Ruben Gutierrez, who has long professed his innocence, was scheduled to die by lethal injection on Sept. 12 - the 20-year anniversary of his arrest. But last month, his existing attorney asked to be removed from the case, and the new lawyers who took over realized they needed more time.
"Through no fault of his own, Mr. Gutierrez is before this Court less than a month before his scheduled execution with counsel who were appointed to his case within the past ten days," his new lawyers wrote in a court filing.
The Cameron County man was sent to death row following the 1998 slaying of trailer park owner Escolastica Harrison. The elderly woman didn't trust banks, so she'd stowed roughly $600,000 of cash inside her home.
Gutierrez knew Harrison through her nephew and, according to prosecutors, befriended her just to rob her. In September 1998, authorities say he teamed up with two accomplices - Pedro and Rene Garcia - in hopes of carrying out their plan and making off with the cash.
Afterward, Harrison was found face-down in a pool of blood, severely beaten and stabbed repeatedly.
After talking to Pedro and Rene Garcia, police zeroed in on Gutierrez as the killer. When investigators questioned him, Gutierrez offered different versions of events, at one point admitting he was present but not the killer during the deadly robbery.
He fought his appeals for nearly 20 years, and in April the trial court signed off on a September execution date.
But then in July, his attorney, Margaret Schmucker, filed a motion asking to be removed from the case. For one, she said, she didn't have the relevant experience needed to keep handling the claims, which would likely include a civil rights lawsuit demanding DNA testing.

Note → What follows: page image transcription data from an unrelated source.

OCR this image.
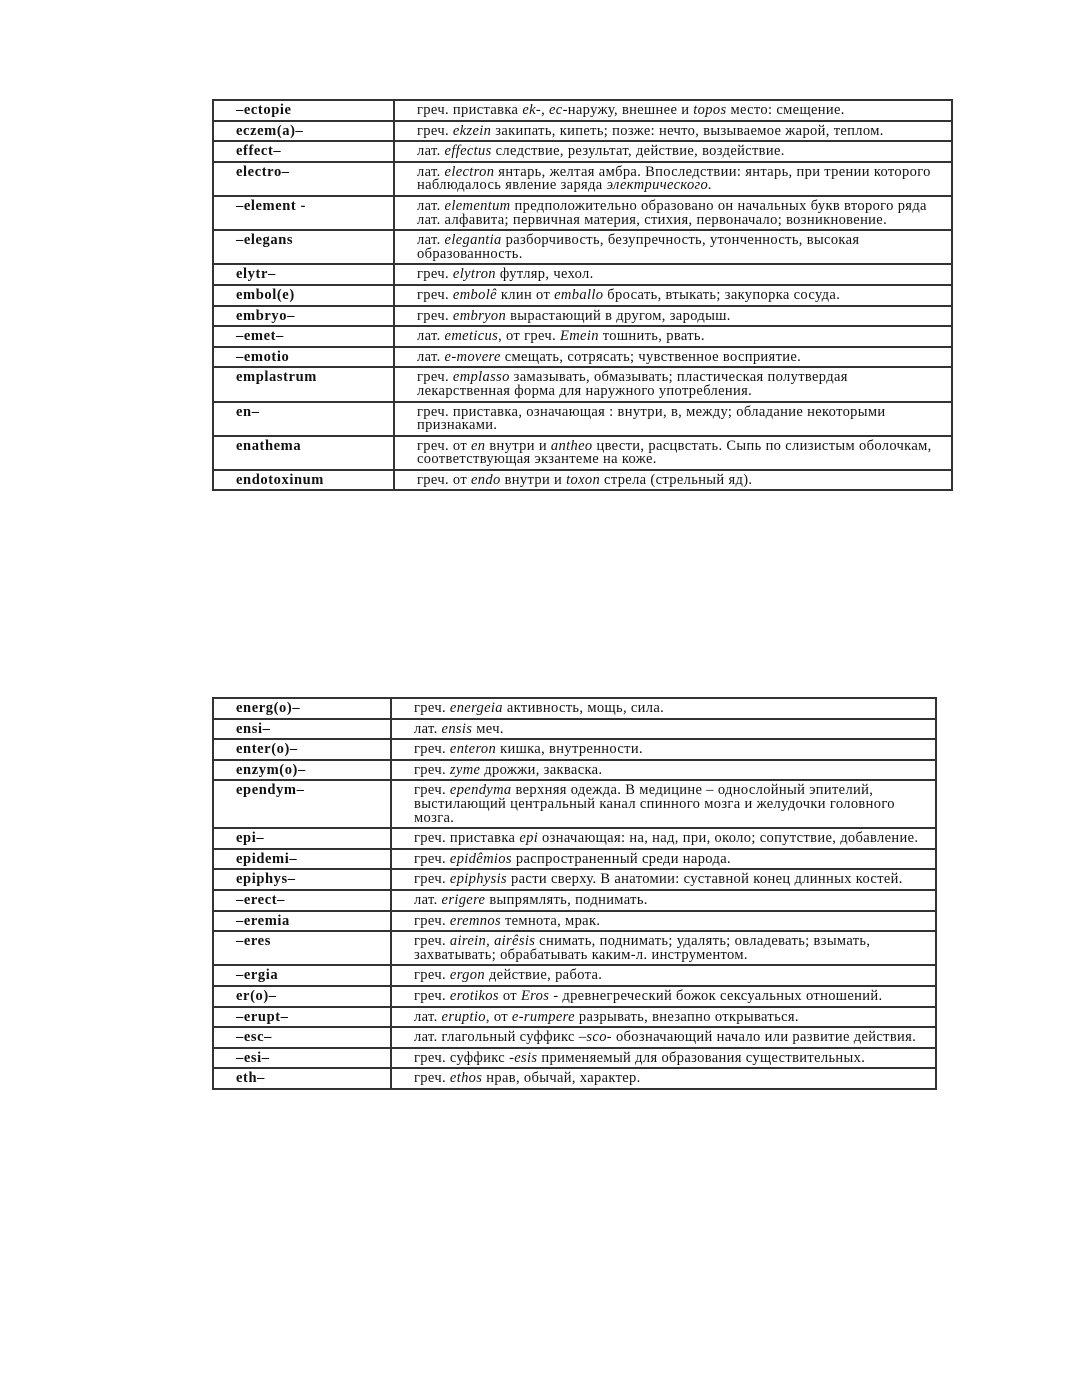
–ectopie	греч. приставка ek-, ec-наружу, внешнее и topos место: смещение.
eczem(a)–	греч. ekzein закипать, кипеть; позже: нечто, вызываемое жарой, теплом.
effect–	лат. effectus следствие, результат, действие, воздействие.
electro–	лат. electron янтарь, желтая амбра. Впоследствии: янтарь, при трении которого наблюдалось явление заряда электрического.
–element -	лат. elementum предположительно образовано он начальных букв второго ряда лат. алфавита; первичная материя, стихия, первоначало; возникновение.
–elegans	лат. elegantia разборчивость, безупречность, утонченность, высокая образованность.
elytr–	греч. elytron футляр, чехол.
embol(e)	греч. embolê клин от emballo бросать, втыкать; закупорка сосуда.
embryo–	греч. embryon вырастающий в другом, зародыш.
–emet–	лат. emeticus, от греч. Emein тошнить, рвать.
–emotio	лат. e-movere смещать, сотрясать; чувственное восприятие.
emplastrum	греч. emplasso замазывать, обмазывать; пластическая полутвердая лекарственная форма для наружного употребления.
en–	греч. приставка, означающая : внутри, в, между; обладание некоторыми признаками.
enathema	греч. от en внутри и antheo цвести, расцвстать. Сыпь по слизистым оболочкам, соответствующая экзантеме на коже.
endotoxinum	греч. от endo внутри и toxon стрела (стрельный яд).
energ(o)–	греч. energeia активность, мощь, сила.
ensi–	лат. ensis меч.
enter(o)–	греч. enteron кишка, внутренности.
enzym(o)–	греч. zyme дрожжи, закваска.
ependym–	греч. ependyma верхняя одежда. В медицине – однослойный эпителий, выстилающий центральный канал спинного мозга и желудочки головного мозга.
epi–	греч. приставка epi означающая: на, над, при, около; сопутствие, добавление.
epidemi–	греч. epidêmios распространенный среди народа.
epiphys–	греч. epiphysis расти сверху. В анатомии: суставной конец длинных костей.
–erect–	лат. erigere выпрямлять, поднимать.
–eremia	греч. eremnos темнота, мрак.
–eres	греч. airein, airêsis снимать, поднимать; удалять; овладевать; взымать, захватывать; обрабатывать каким-л. инструментом.
–ergia	греч. ergon действие, работа.
er(o)–	греч. erotikos от Eros - древнегреческий божок сексуальных отношений.
–erupt–	лат. eruptio, от e-rumpere разрывать, внезапно открываться.
–esc–	лат. глагольный суффикс –sco- обозначающий начало или развитие действия.
–esi–	греч. суффикс -esis применяемый для образования существительных.
eth–	греч. ethos нрав, обычай, характер.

On top of that, by the time her client received an execution date, Schmucker had been disqualified from handling court-appointed work in the Fifth Circuit as the result of what court papers describe as "rude and unprofessional communications with court staff" and she instead chalked up to a disagreement over getting paid.
"It's not about the quality of the representation - it's about a dispute with the clerks," she said. "No one has ever complained about the quality of my representation."
At first, the state fought Schmucker on her request to be removed from the case. But then on Aug. 6, a federal judge agreed to appoint other attorneys.
With less than 40 days left till the scheduled death date, the new legal counsel soon asked for a stay of execution. A federal judge in the Southern District of Texas granted it on Aug. 22.
The state quickly appealed that decision, arguing that the federal district judge did not have jurisdiction, that the new attorneys would just be rehashing old claims, and that they didn't really need more time.
The new attorneys for Gutierrez did not immediately respond to a request for comment.
With the Brownsville man's death date off the calendar, Troy Clark from Smith County is the next to die. He's the ninth execution scheduled in Texas this year.